Security experts believe the attacks made use of a technique called spear-phishing, in which specific employees are targeted with emails designed specifically to get them to click on a link or open an attachment that in turn installs malware on their machines.
Today’s Times report suggests the attacks are “part of a broader computer espionage campaign against American news media companies that have reported on Chinese leaders and corporations,” including Bloomberg News. Chinese officials told the Times that “to accuse the Chinese military of launching cyberattacks without solid proof is unprofessional and baseless.” But as we’ve learned from the Stuxnet episode and other international cyberattacks in recent years, solid proof tends to be very hard to come by. “That’s because it’s so easy to use compromised computers around the world to route attacks through—disguising the true origin,” Sophos’ Cluley explains.
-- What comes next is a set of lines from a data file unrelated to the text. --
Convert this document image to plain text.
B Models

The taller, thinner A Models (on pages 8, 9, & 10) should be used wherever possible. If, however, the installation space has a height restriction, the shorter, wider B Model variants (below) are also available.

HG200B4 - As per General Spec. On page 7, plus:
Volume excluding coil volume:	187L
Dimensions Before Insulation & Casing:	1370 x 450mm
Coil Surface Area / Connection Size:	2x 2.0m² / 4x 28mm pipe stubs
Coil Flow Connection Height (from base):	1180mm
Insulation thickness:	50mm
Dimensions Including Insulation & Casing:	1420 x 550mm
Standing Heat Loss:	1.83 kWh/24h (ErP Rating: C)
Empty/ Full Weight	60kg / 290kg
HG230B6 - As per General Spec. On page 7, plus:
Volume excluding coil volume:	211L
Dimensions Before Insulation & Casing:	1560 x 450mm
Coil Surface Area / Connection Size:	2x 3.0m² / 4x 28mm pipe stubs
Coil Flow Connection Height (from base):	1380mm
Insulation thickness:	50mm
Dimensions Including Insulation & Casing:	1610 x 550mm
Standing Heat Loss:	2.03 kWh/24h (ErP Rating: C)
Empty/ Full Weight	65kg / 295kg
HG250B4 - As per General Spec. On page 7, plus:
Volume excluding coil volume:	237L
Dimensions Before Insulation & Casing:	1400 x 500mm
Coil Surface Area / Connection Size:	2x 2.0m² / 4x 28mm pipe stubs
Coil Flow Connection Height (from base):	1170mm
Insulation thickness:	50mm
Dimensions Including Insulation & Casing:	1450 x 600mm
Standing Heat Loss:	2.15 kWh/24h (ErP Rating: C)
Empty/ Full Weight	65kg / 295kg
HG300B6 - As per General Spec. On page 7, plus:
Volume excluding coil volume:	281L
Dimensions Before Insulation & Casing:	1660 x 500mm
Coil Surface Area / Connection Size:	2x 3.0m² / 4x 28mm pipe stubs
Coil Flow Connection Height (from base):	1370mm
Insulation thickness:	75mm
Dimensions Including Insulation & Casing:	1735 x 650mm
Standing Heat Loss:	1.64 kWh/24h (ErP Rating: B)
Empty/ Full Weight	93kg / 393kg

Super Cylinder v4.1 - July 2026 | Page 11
Why might Chinese hackers want information about the Times’ reporting on the prime minister and his family? The most troubling possible explanation is that they would like to exact retribution on any anonymous sources who tipped the paper off to unsavory dealings. But the Times maintains that its reporting was based on public records. The hacks could also be viewed simply as an intimidation tactic—an effort to extend the Chinese regime’s tight control over the media beyond its borders—though if so, it’s probably counterproductive. American journalists, accustomed to doing their jobs without fear of imprisonment or assassination, tend only to be encouraged by brazen efforts to deter them from reporting on a given topic.
*Correction, Thursday, Jan. 31, 11:39 a.m.: Due to a typographical error, this post originally referred to a Times expose about the riches of China’s Prime Minister, Wen Jiabao. The story actually focused on the riches of Mr. Wen’s relatives.